II servizio finisce poi nei pressi di in un altro tunnel, che è un punto di lancio dei missili anticarro Kornet e con le immancabili immagini che mostrano l’abilità con cui vengono preparate le rampe di lancio e i razzi puntati contro i civili israeliani. Da questi tunnel poi passa anche il contrabbando, e non ultimo gli aiuti umanitari “rubati”. II 5 settembre scorso, durante un’intervista alla televisione dell’Anp, il Primo Ministro del governo di unità nazionale palestinese Rami Hamdallah ha dichiarato: «Il governo palestinese ha saputo che molti aiuti umanitari non sono mai giunti a destinazione. Generi di tutti i tipi sono conservati nei magazzini e non sono mai stati distribuiti alla popolazione ma ne hanno beneficiato solo ad alcuni gruppi protetti politicamente. L’entità degli aiuti che arrivano a Gaza da tutto il mondo è enorme e nella Striscia c’è una grande eccedenza di prodotti alimentari. Le medicine inviate sono più del necessario e non distribuite. Io vi dico che ci sono più medicine a Gaza che in tutta la Cisgiordania. Finora chiunque voglia dare una mano e rafforzare Gaza non sa cosa succede veramente nella Striscia. Ci sono dei ministri di cui abbiamo perso ogni controllo». Che Hamas facesse mercato nero degli aiuti umanitari non è una novita, il “pizzo” terroristico era stato a più riprese denunciato, e sempre inascoltato, dalle autorità israeliane.

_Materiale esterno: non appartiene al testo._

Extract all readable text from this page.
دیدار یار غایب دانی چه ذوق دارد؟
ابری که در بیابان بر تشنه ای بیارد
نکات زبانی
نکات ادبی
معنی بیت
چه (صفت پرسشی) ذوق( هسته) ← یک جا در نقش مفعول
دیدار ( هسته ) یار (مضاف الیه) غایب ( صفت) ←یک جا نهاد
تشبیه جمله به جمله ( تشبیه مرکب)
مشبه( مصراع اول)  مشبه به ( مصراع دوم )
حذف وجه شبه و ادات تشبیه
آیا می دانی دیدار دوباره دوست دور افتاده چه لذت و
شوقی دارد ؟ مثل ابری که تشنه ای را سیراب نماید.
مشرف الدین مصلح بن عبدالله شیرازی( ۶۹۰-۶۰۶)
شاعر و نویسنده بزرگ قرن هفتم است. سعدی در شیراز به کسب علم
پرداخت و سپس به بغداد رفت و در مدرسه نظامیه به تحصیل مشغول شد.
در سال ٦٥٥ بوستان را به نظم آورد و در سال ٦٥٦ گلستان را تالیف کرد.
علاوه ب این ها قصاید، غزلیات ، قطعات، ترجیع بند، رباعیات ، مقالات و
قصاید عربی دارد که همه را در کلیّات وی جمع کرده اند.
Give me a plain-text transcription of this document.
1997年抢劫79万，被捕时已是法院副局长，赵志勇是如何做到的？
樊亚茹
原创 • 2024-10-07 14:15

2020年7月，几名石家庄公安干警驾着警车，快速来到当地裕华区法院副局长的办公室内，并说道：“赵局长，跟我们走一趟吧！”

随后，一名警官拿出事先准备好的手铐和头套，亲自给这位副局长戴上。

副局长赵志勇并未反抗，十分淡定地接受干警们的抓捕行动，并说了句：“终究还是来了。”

Ora però la notizia è stata confermata da un appello pubblico ad Hamas, da parte dei vertici del governo palestinese, che chiede di distribuire il cibo e medicinali fermi nei magazzini alle classi più povere. Ma anche in questo caso pertò la notizia è passata in sordina in tutto l’occidente. Le cronache di guerra hanno riempito le prime pagine di tutti i giornali, ma quando gli aiuti umanitari per i sopravissuti diventano merce al mercato nero il silenzio complice e colpevole dell’occidente è assordante.
(Fonte: Libero, 11 Settembre 2014)
#1Emanuel Baroz
Gaza: Ismail Haniyeh certifica il fallimento della tregua con Israele
di Sarah F.
In una conferenza stampa avvenuta questa mattina a Gaza, il capo di Hamas nella Striscia di Gaza, Ismail Haniyeh, ha detto che Hamas non ha alcuna intenzione di disarmare e di smilitarizzare la Striscia di Gaza né tantomeno di lasciarla sotto il controllo della ANP.
«La resistenza armata è legittima – ha detto Haniyeh – e fino a quando la Palestina non sarà libera Hamas continuerà a fare resistenza armata con ogni mezzo disponibile».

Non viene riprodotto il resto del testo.